Produto direto dos guetos latinos e negros norte-americanos, os primeiros traços de disco music no Brasil com efeito vieram através de gente já familiarizada com o estilo, como o próprio Tim Maia, além da mina de ouro inventada pelo paulista (mas carioca por adoção) Nelson Motta: as Frenéticas. Ajudada por uma novela “global” que tinha uma discoteca como centro das atenções, a mídia tratou de abafar tudo o que vinha do underground roqueiro nacional. Tudo virou uma enorme discoteca, desde o jeito de se vestir até às músicas pasteurizadas, fabricação de ídolos falsos, programas especializados no estilo, e assim por diante. O rock foi passado para trás, tornando-se algo atrasado e retrô. E assim quase foi enterrado em terras cariocas. Pouquíssimas bandas continuaram a trilhar o caminho roqueiro.

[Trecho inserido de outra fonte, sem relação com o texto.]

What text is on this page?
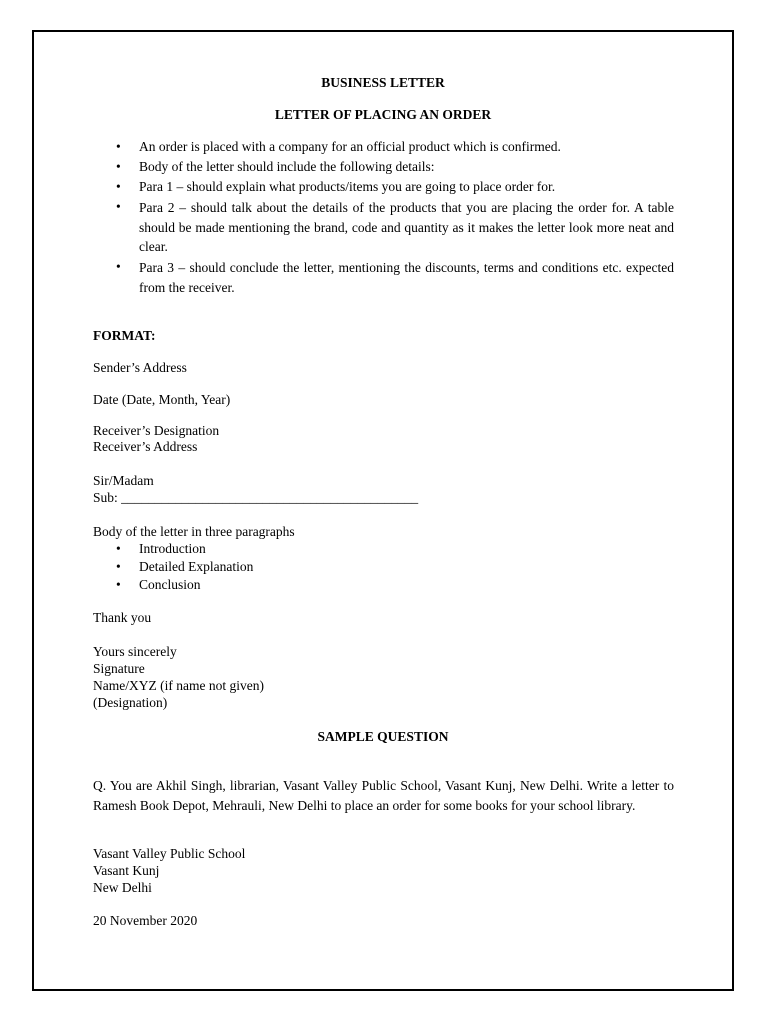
BUSINESS LETTER
LETTER OF PLACING AN ORDER
• An order is placed with a company for an official product which is confirmed.
• Body of the letter should include the following details:
• Para 1 – should explain what products/items you are going to place order for.
• Para 2 – should talk about the details of the products that you are placing the order for. A table should be made mentioning the brand, code and quantity as it makes the letter look more neat and clear.
• Para 3 – should conclude the letter, mentioning the discounts, terms and conditions etc. expected from the receiver.
FORMAT:
Sender’s Address
Date (Date, Month, Year)
Receiver’s Designation
Receiver’s Address
Sir/Madam
Sub: ____________________________________________
Body of the letter in three paragraphs
• Introduction
• Detailed Explanation
• Conclusion
Thank you
Yours sincerely
Signature
Name/XYZ (if name not given)
(Designation)
SAMPLE QUESTION
Q. You are Akhil Singh, librarian, Vasant Valley Public School, Vasant Kunj, New Delhi. Write a letter to Ramesh Book Depot, Mehrauli, New Delhi to place an order for some books for your school library.
Vasant Valley Public School
Vasant Kunj
New Delhi
20 November 2020
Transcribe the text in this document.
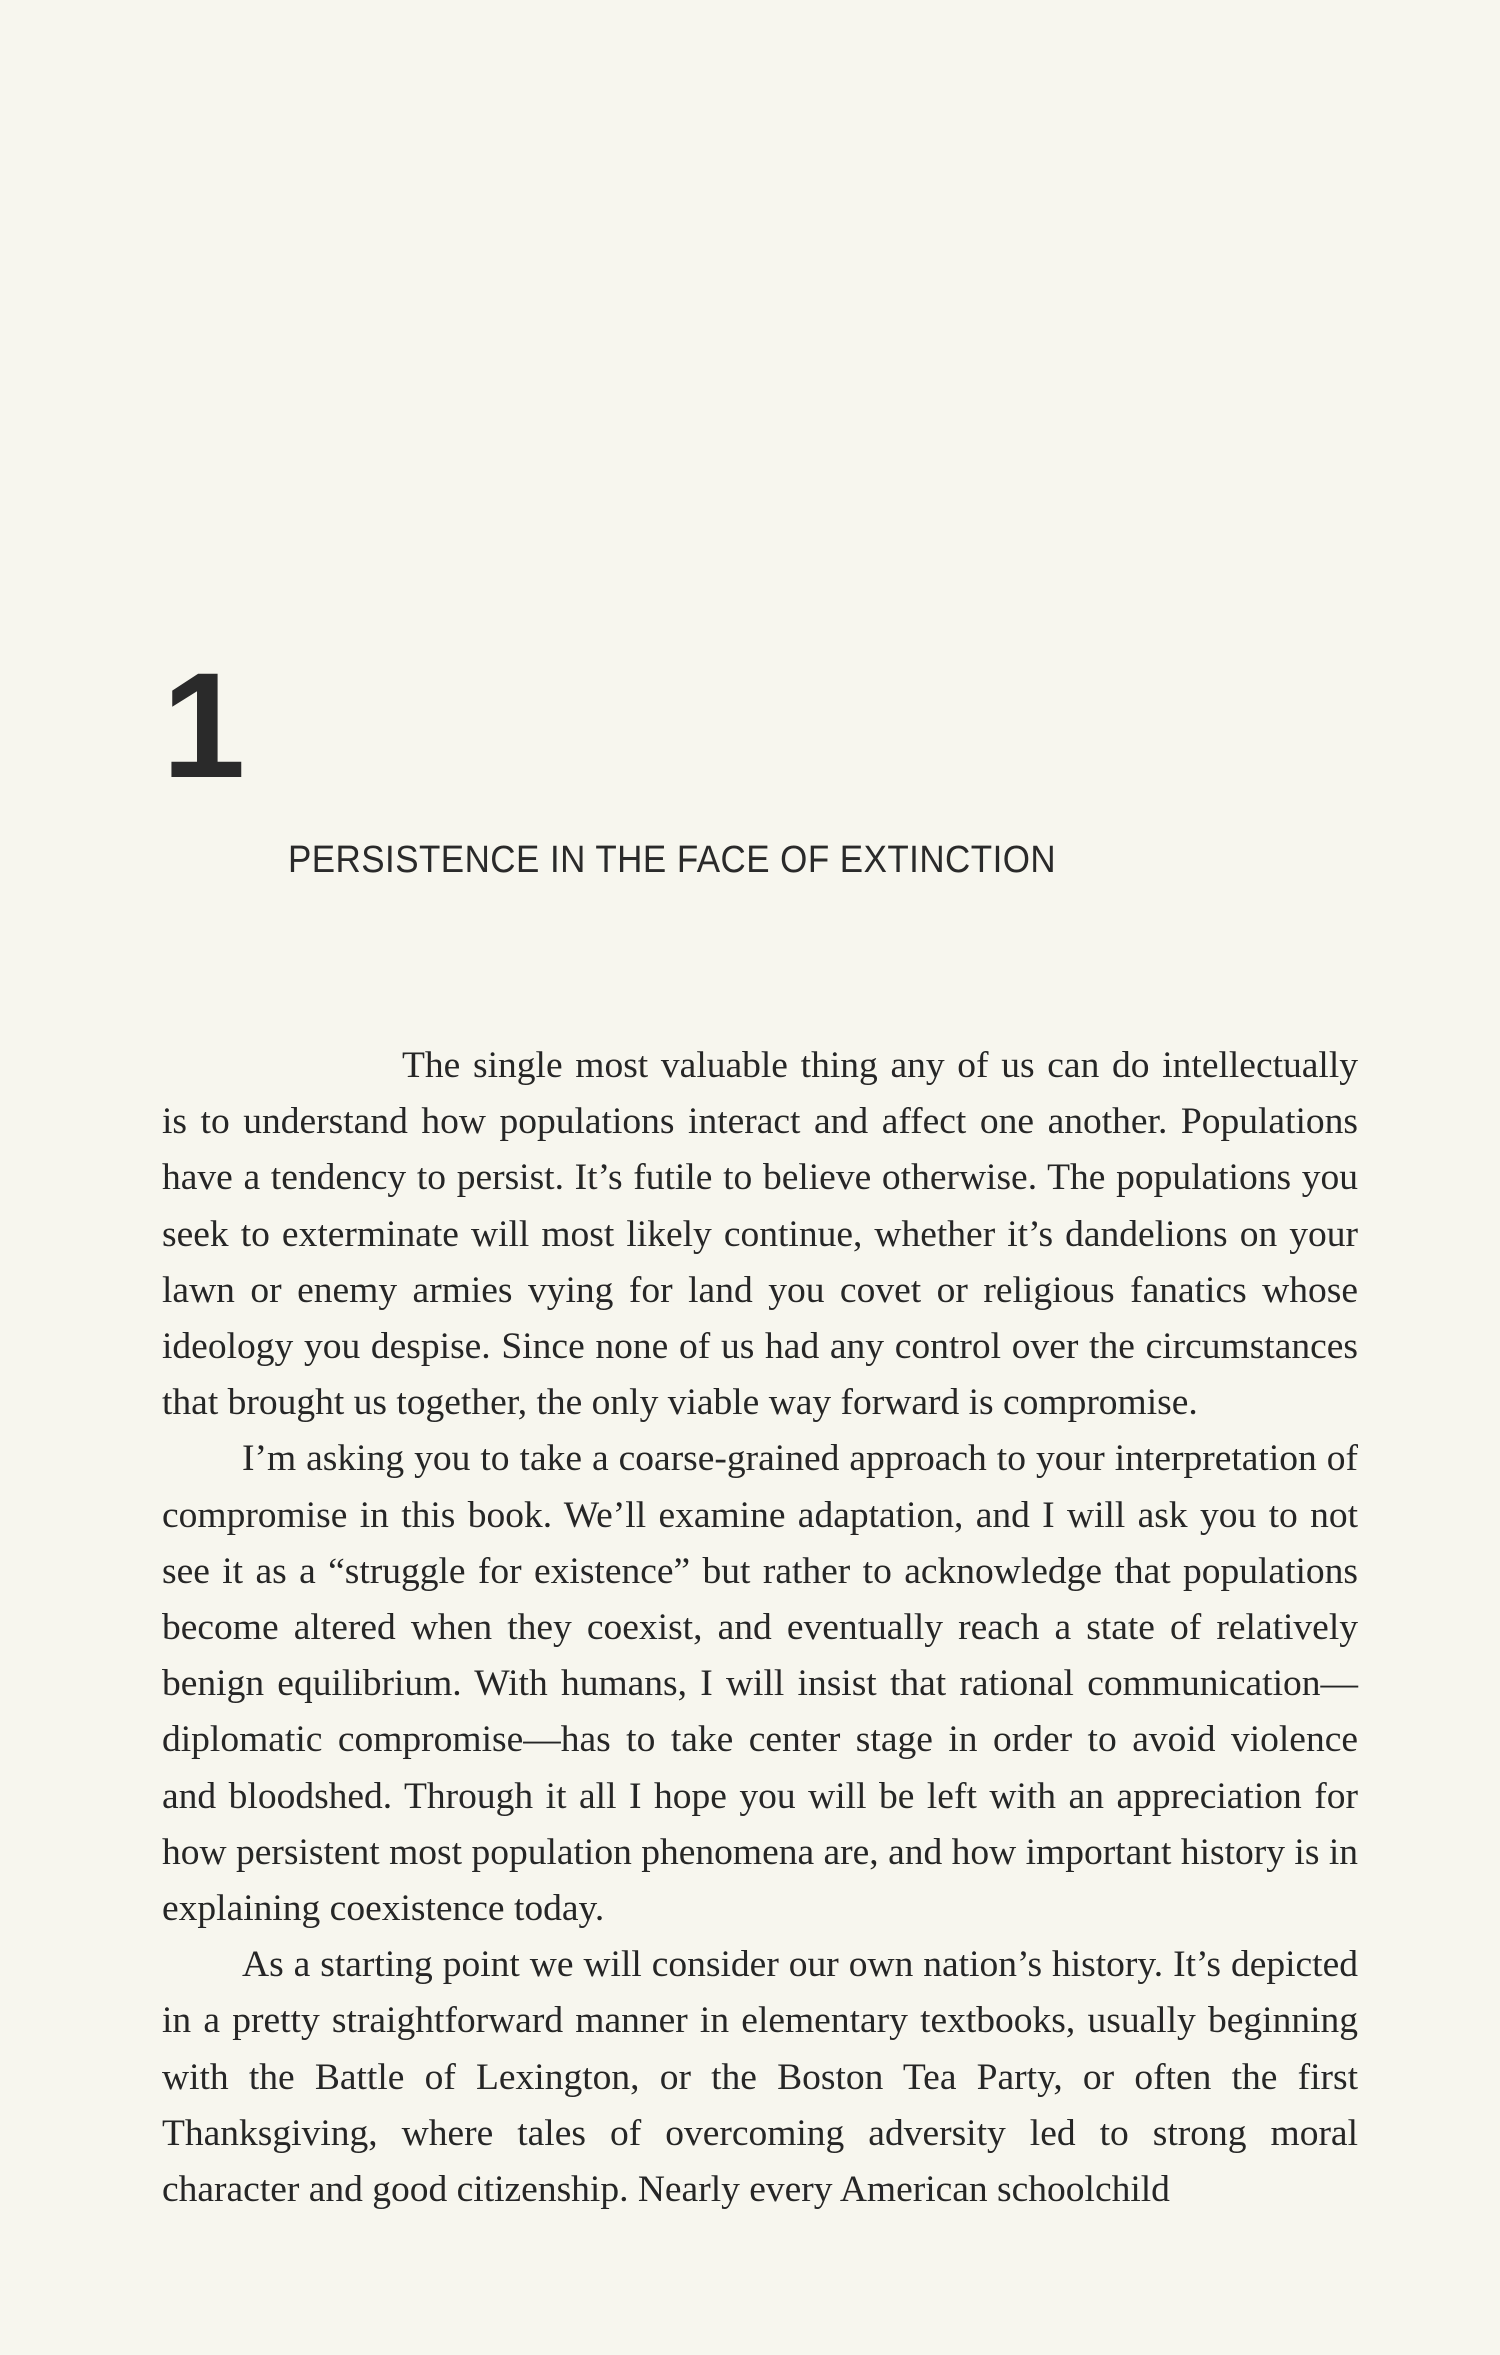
1
PERSISTENCE IN THE FACE OF EXTINCTION

The single most valuable thing any of us can do intellectually is to understand how populations interact and affect one another. Populations have a tendency to persist. It’s futile to believe otherwise. The populations you seek to exterminate will most likely continue, whether it’s dandelions on your lawn or enemy armies vying for land you covet or religious fanatics whose ideology you despise. Since none of us had any control over the circumstances that brought us together, the only viable way forward is compromise.

I’m asking you to take a coarse-grained approach to your interpretation of compromise in this book. We’ll examine adaptation, and I will ask you to not see it as a “struggle for existence” but rather to acknowledge that populations become altered when they coexist, and eventually reach a state of relatively benign equilibrium. With humans, I will insist that rational communication—diplomatic compromise—has to take center stage in order to avoid violence and bloodshed. Through it all I hope you will be left with an appreciation for how persistent most population phenomena are, and how important history is in explaining coexistence today.

As a starting point we will consider our own nation’s history. It’s depicted in a pretty straightforward manner in elementary textbooks, usually beginning with the Battle of Lexington, or the Boston Tea Party, or often the first Thanksgiving, where tales of overcoming adversity led to strong moral character and good citizenship. Nearly every American schoolchild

Em terras fluminenses, o Vímana não fez sucesso ou alarde algum quando em atividade, em meados desses anos 70, mas tinha em sua formação três caras que ajudaram a formatar o pop rock dos anos 80 em sua faceta carioca: Ritchie (cantor e flautista), Lulu Santos (guitarra) e Lobão (bateria). No entanto, como Vímana, lançaram apenas um compacto, com um som que era um arremedo de hard rock progressivo, que eles mesmos renegariam anos depois.
Também radicados no Rio, o Terço foi um dos destaques da década. Sérgio Hinds, guitarrista da banda, destacava-se pelo virtuosismo como guitarrista, depois de ter começado como baixista. Magrão ocupou esse posto (de baixista) por anos, tornando-se também um dos melhores do país. A banda gravou até em inglês, numa tentativa de atingir o mercado externo (o que conseguiu, em partes). Mas as constantes mudanças de formação também desestabilizaram a banda, que teve como obra-prima, em 1974, o disco Criaturas da Noite, com Flávio Venturini (que depois formaria o 14Bis, de maior sucesso comercial) nos teclados e vocais.
Mas o pólo mesmo dessas bandas mais underground e realmente roqueiras estava em São Paulo. Por exemplo, a paulistana Casa das Máquinas surgiu das cinzas dos Incríveis (filhos diretos da Jovem Guarda) e, como a maioria, flertou abertamente com o hard rock, característico da época. Polêmicos, seguiam à risca o ideal sex, drugs, rock´n´roll, e acabaram por motivos policiais, que envolviam a morte de um câmera da rede Record de televisão. Um de seus vocalistas (Catalau) ainda ajudou a fundar, nos anos 80, a banda Golpe de Estado, que praticamente continuava os passos da Casa das Máquinas, só que praticando um hard rock mais moderno.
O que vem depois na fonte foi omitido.